Au niveau national, la réaction de l'opposition va dans le même sens. Pour Bruno Beschizza, secrétaire national de l'UMP: "Cet avis vient conforter l'opposition très ferme de l'UMP au projet insensé d'ouverture de salles de shoot en France", car cela "revient à légaliser la consommation de drogue".
La mairie de Paris et le ministère de la Santé temporisent
Du côté des principaux intéressés, autrement dit le Parti socialiste, l'heure est aux regrets. Anne Hidalgo fixe le cap: "Nous allons retravailler avec le ministère de la Santé".
Justement, la ministre des Affaires sociales, Marisol Touraine, a confirmé jeudi que le gouvernement allait présenter un projet de loi afin de "sécuriser juridiquement" les salles de consommation de drogue, se conformant ainsi à la lettre de l'avis du Conseil d'Etat. "Le Conseil d'Etat recommande de passer par une loi, c'est un conseil qu'évidemment nous allons suivre", a déclaré la ministre dans les couloirs de l'Assemblée.
Centristes et écologistes, différemment déçus
La position de l'UDI n'est pas aussi tranchée que celle de l'UMP puisque, avec moult réserves, les instances parisiennes du parti centriste avaient soutenu du bout des lèvres l'idée d'une expérimentation de salles de consommation de drogue. Catherine Bruno, du groupe UDI au Conseil de Paris déplore que "la légèreté des socialistes gâche la réflexion menée autour des salles de consommations de drogue".
Pour Bernard Jomier, porte-parole de campagne du candidat EELV à la mairie de Paris, candidat lui-même et par ailleurs médecin, "il est temps que cesse l'hypocrisie". Il interprète aussi différemment la décision du Conseil d'Etat qui, selon lui, "souligne la nécessité de réformer rapidement la loi de 1970 qui interdit l'usage de stupéfiants et est à bout de souffle". "Notre politique de santé ne peut pas rester sourde et aveugle à une catégorie de citoyens en grande difficulté, menacés dans leur vie même", ajoute-t-il.

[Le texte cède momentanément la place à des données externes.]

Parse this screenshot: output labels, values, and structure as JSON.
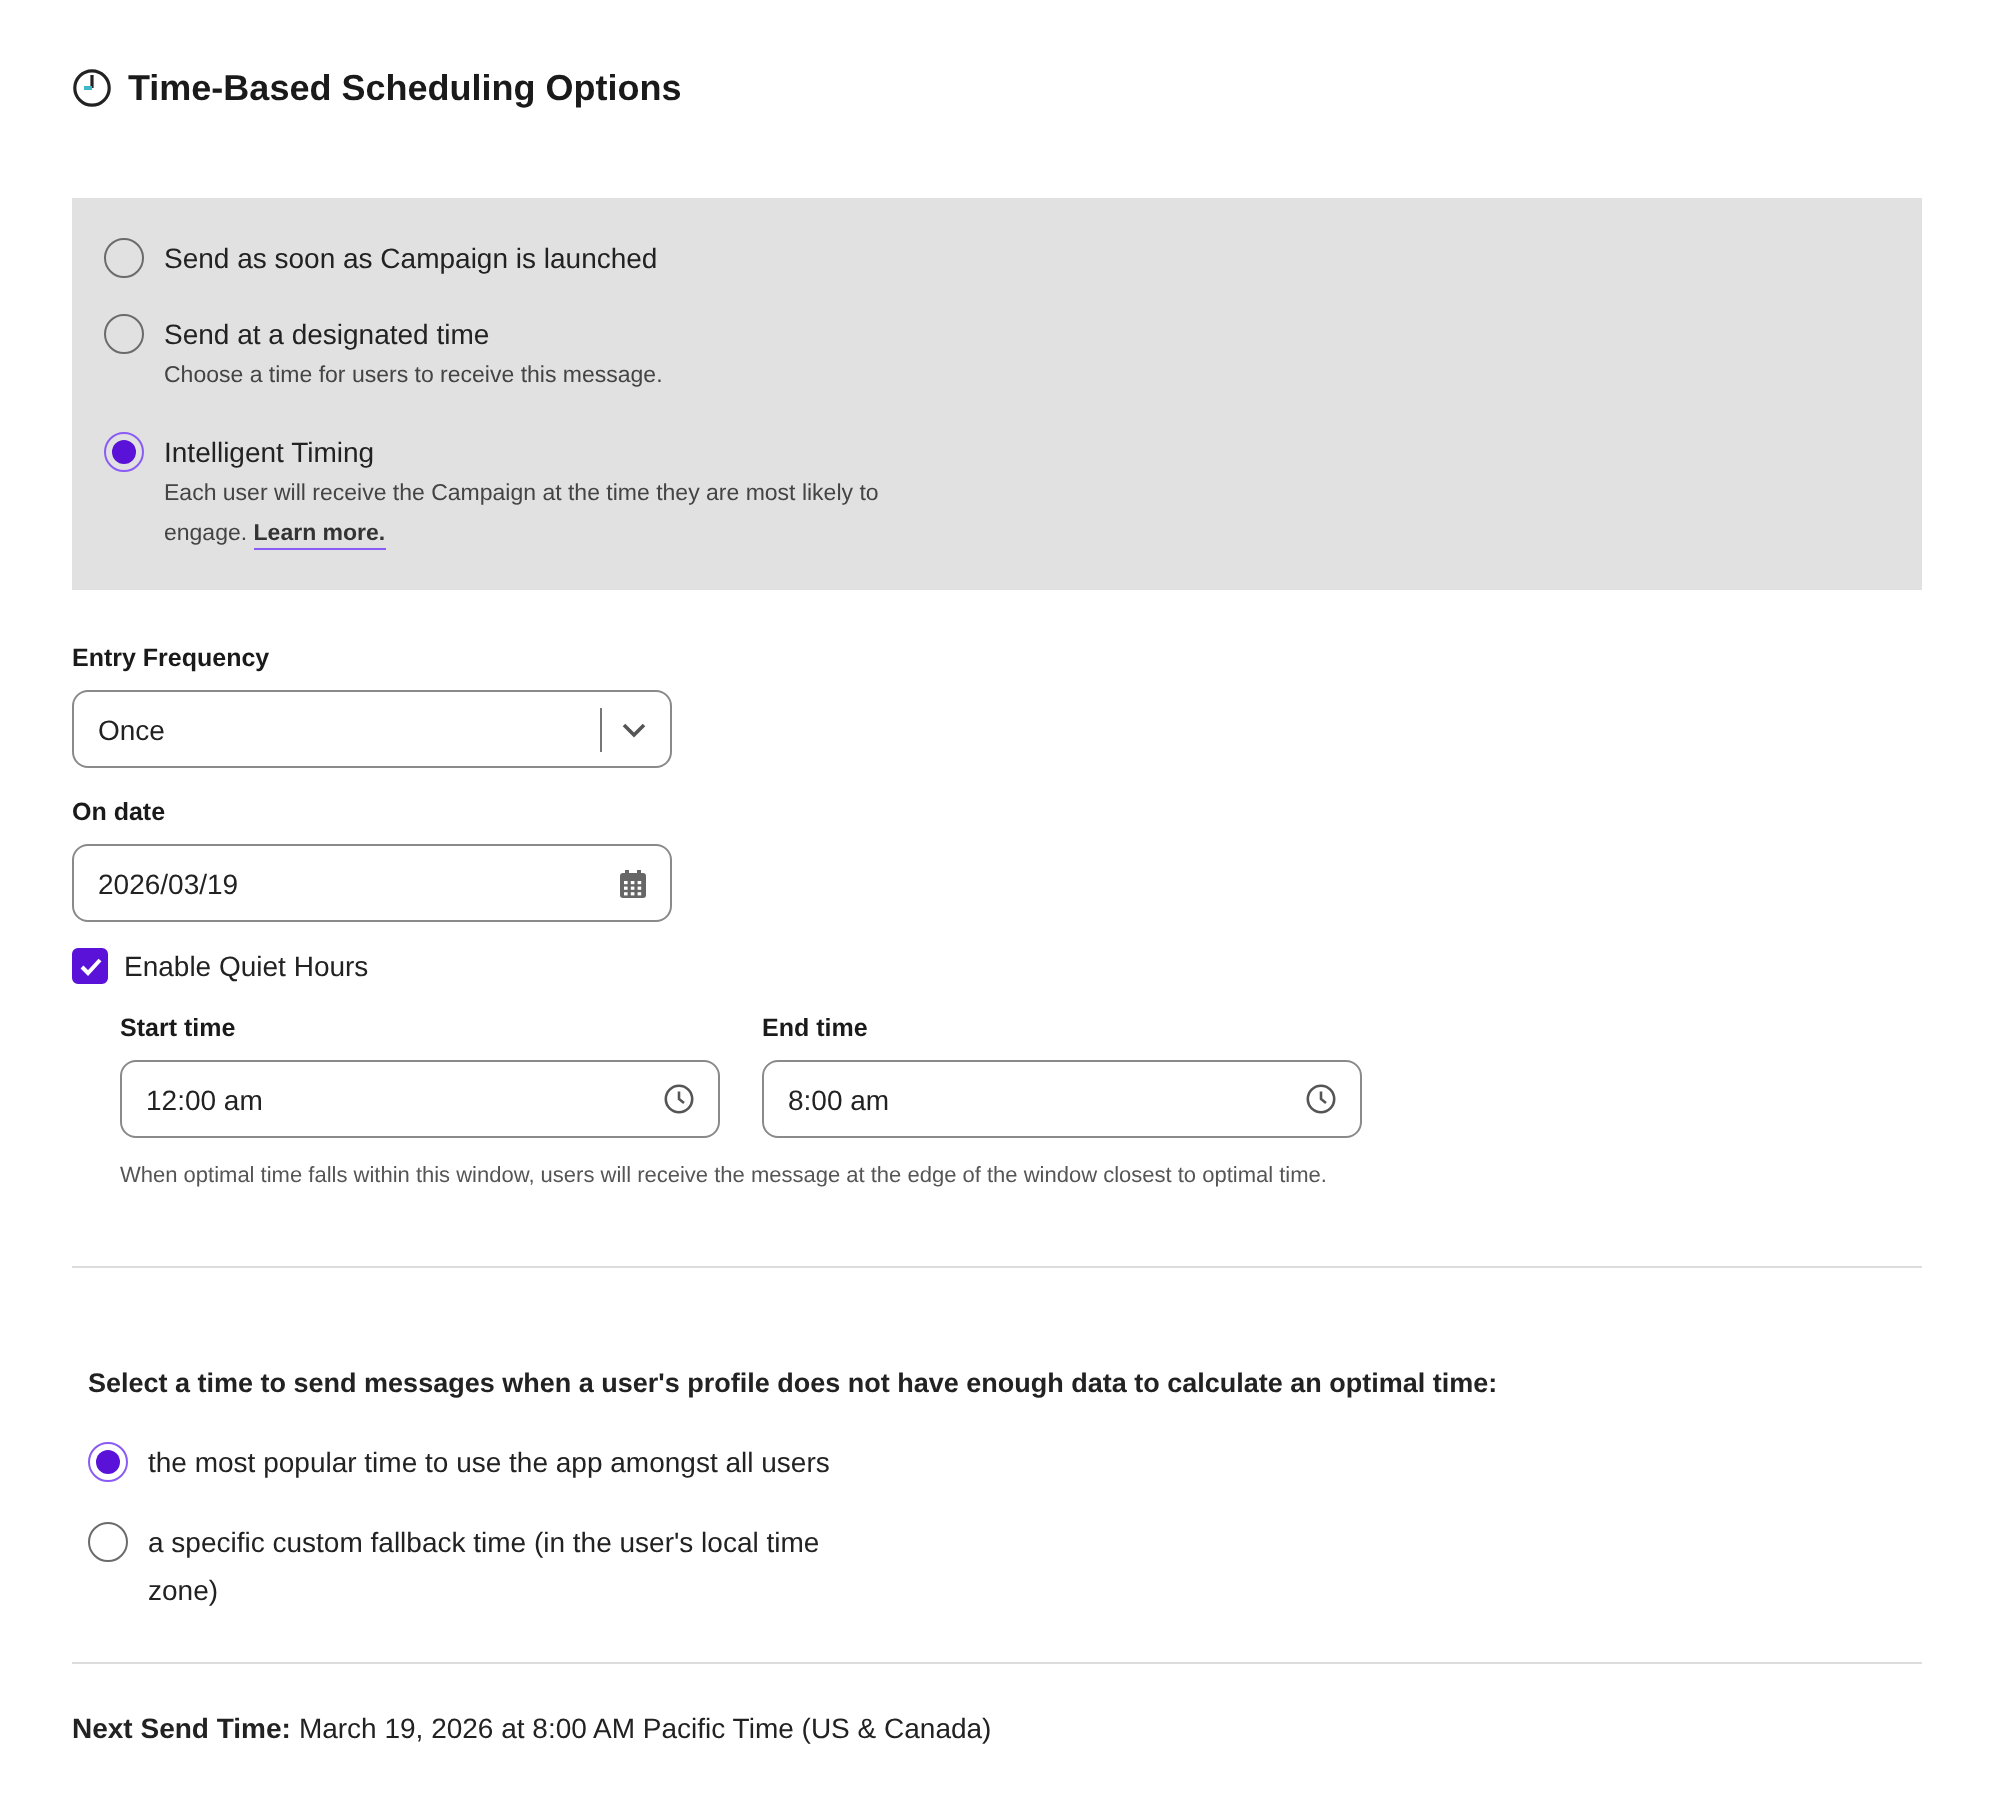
{
  "header": {
    "title": "Time-Based Scheduling Options"
  },
  "delivery_options": [
    {
      "label": "Send as soon as Campaign is launched",
      "selected": false
    },
    {
      "label": "Send at a designated time",
      "description": "Choose a time for users to receive this message.",
      "selected": false
    },
    {
      "label": "Intelligent Timing",
      "description": "Each user will receive the Campaign at the time they are most likely to engage.",
      "link": "Learn more.",
      "selected": true
    }
  ],
  "entry_frequency": {
    "label": "Entry Frequency",
    "value": "Once"
  },
  "on_date": {
    "label": "On date",
    "value": "2026/03/19"
  },
  "quiet_hours": {
    "label": "Enable Quiet Hours",
    "checked": true,
    "start": {
      "label": "Start time",
      "value": "12:00 am"
    },
    "end": {
      "label": "End time",
      "value": "8:00 am"
    },
    "help": "When optimal time falls within this window, users will receive the message at the edge of the window closest to optimal time."
  },
  "fallback": {
    "heading": "Select a time to send messages when a user's profile does not have enough data to calculate an optimal time:",
    "options": [
      {
        "label": "the most popular time to use the app amongst all users",
        "selected": true
      },
      {
        "label": "a specific custom fallback time (in the user's local time zone)",
        "selected": false
      }
    ]
  },
  "next_send": {
    "label": "Next Send Time:",
    "value": "March 19, 2026 at 8:00 AM Pacific Time (US & Canada)"
  }
}
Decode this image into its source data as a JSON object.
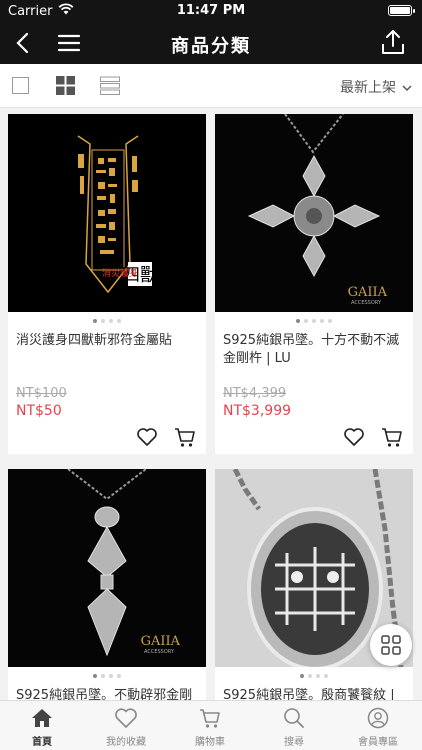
{
  "status": {
    "carrier": "Carrier",
    "time": "11:47 PM"
  },
  "nav": {
    "title": "商品分類"
  },
  "toolbar": {
    "sort_label": "最新上架"
  },
  "products": [
    {
      "name": "消災護身四獸斬邪符金屬貼",
      "original_price": "NT$100",
      "price": "NT$50",
      "image_text": "四獸",
      "image_sub": "消災護身"
    },
    {
      "name": "S925純銀吊墜。十方不動不滅金剛杵 | LU",
      "original_price": "NT$4,399",
      "price": "NT$3,999",
      "brand": "GAIIA",
      "brand_sub": "ACCESSORY"
    },
    {
      "name": "S925純銀吊墜。不動辟邪金剛",
      "brand": "GAIIA",
      "brand_sub": "ACCESSORY"
    },
    {
      "name": "S925純銀吊墜。殷商饕餮紋 |"
    }
  ],
  "tabs": [
    {
      "label": "首頁",
      "icon": "home-icon"
    },
    {
      "label": "我的收藏",
      "icon": "heart-icon"
    },
    {
      "label": "購物車",
      "icon": "cart-icon"
    },
    {
      "label": "搜尋",
      "icon": "search-icon"
    },
    {
      "label": "會員專區",
      "icon": "user-icon"
    }
  ],
  "colors": {
    "header_bg": "#141414",
    "price_red": "#e8424e",
    "gold": "#d9a441"
  }
}
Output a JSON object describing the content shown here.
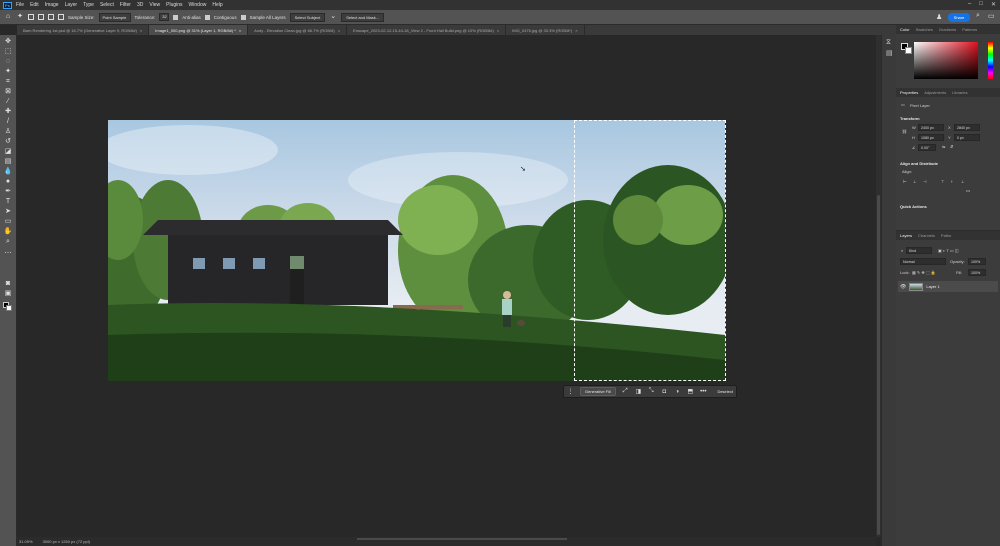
{
  "menubar": {
    "logo": "Ps",
    "items": [
      "File",
      "Edit",
      "Image",
      "Layer",
      "Type",
      "Select",
      "Filter",
      "3D",
      "View",
      "Plugins",
      "Window",
      "Help"
    ],
    "window_controls": [
      "–",
      "□",
      "✕"
    ]
  },
  "options": {
    "sample_label": "Sample Size:",
    "sample_value": "Point Sample",
    "tolerance_label": "Tolerance:",
    "tolerance_value": "32",
    "antialias_label": "Anti-alias",
    "contiguous_label": "Contiguous",
    "sample_all_label": "Sample All Layers",
    "select_subject_label": "Select Subject",
    "select_mask_label": "Select and Mask...",
    "share_label": "Share"
  },
  "tabs": [
    {
      "label": "Barn Rendering 1st.psd @ 16.7% (Generative Layer 9, RGB/8#)",
      "active": false
    },
    {
      "label": "Image1_000.png @ 31% (Layer 1, RGB/8#) *",
      "active": true
    },
    {
      "label": "Andy - Elevation Clean.jpg @ 66.7% (RGB/8)",
      "active": false
    },
    {
      "label": "Enscape_2023-02-12-15-44-18_View 2 - Front Hall Build.png @ 10% (RGB/8#)",
      "active": false
    },
    {
      "label": "IMG_0476.jpg @ 33.3% (RGB/8*)",
      "active": false
    }
  ],
  "taskbar": {
    "generative_fill": "Generative Fill",
    "more": "•••",
    "deselect": "Deselect"
  },
  "status": {
    "zoom": "31.09%",
    "doc_size": "3000 px x 1260 px (72 ppi)"
  },
  "color_panel": {
    "tabs": [
      "Color",
      "Swatches",
      "Gradients",
      "Patterns"
    ],
    "accent": "#e0101f"
  },
  "properties": {
    "tabs": [
      "Properties",
      "Adjustments",
      "Libraries"
    ],
    "layer_type": "Pixel Layer",
    "transform_head": "Transform",
    "w_label": "W",
    "w_value": "2400 px",
    "x_label": "X",
    "x_value": "2840 px",
    "h_label": "H",
    "h_value": "1080 px",
    "y_label": "Y",
    "y_value": "0 px",
    "angle_value": "0.00°",
    "align_head": "Align and Distribute",
    "align_label": "Align:",
    "quick_head": "Quick Actions",
    "more_dots": "•••"
  },
  "layers": {
    "tabs": [
      "Layers",
      "Channels",
      "Paths"
    ],
    "filter_label": "Kind",
    "blend_mode": "Normal",
    "opacity_label": "Opacity:",
    "opacity_value": "100%",
    "lock_label": "Lock:",
    "fill_label": "Fill:",
    "fill_value": "100%",
    "layer_name": "Layer 1"
  }
}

La société civile très divisée
Dans l'opinion, la question des salles de shoot divise. Chez Parents contre la drogue, qui revendique 300 membres et qui avait déposé un recours devant le Conseil d'Etat, "on est plus que contents", expliquait ce jeudi son président Serge Lebigot. "Le Conseil d'État confirme ce qu'on dit, que sans modification de la loi, il n'est pas question de faire de salle de shoot".
Les avis de Médecins du Monde (MDM) et de la Fédération Addiction, présidée par le psychologue clinicien Jean-Pierre Couteron, sont diamétralement opposés. Les deux associations relèvent qu'on ne peut pas développer une politique de santé publique à la hauteur dans ce domaine des dépendances aux drogues, avec une loi dépassée qui a plus de 40 ans, la loi de 1970.
Le projet d'expérimentation de ces salles, destinées à des usagers de drogues injectables et parfois surnommées "salles de shoot", "ne doit surtout pas être abandonné", souligne l'Association Nationale de Prévention en Alcoologie et Addictologie (ANPAA), présidée par le Docteur Alain Rigaud, en évoquant celle prévue à Paris dans le 10e.
Cette expérimentation est en effet "l'une des mesures novatrices du plan gouvernemental de lutte contre la drogue et les conduites addictives 2013-2017", ajoute l'association qui réunit "1.400 professionnels et de nombreux bénévoles". Elle appelle également la ministre de la Santé, Marisol Touraine, à "étudier au plus vite les évolutions législatives ou réglementaires à mettre en œuvre pour surmonter les observations du Conseil d'Etat."
Qu'en pense-t-on au niveau local? Pour les riverains, engagés contre le projet depuis plusieurs mois, c'est un soulagement. Mais temporaire. Le projet est toujours jugé indispensable par les élus locaux et le maire d'arrondissement, Rémi Féraud, souligne sa nécessité.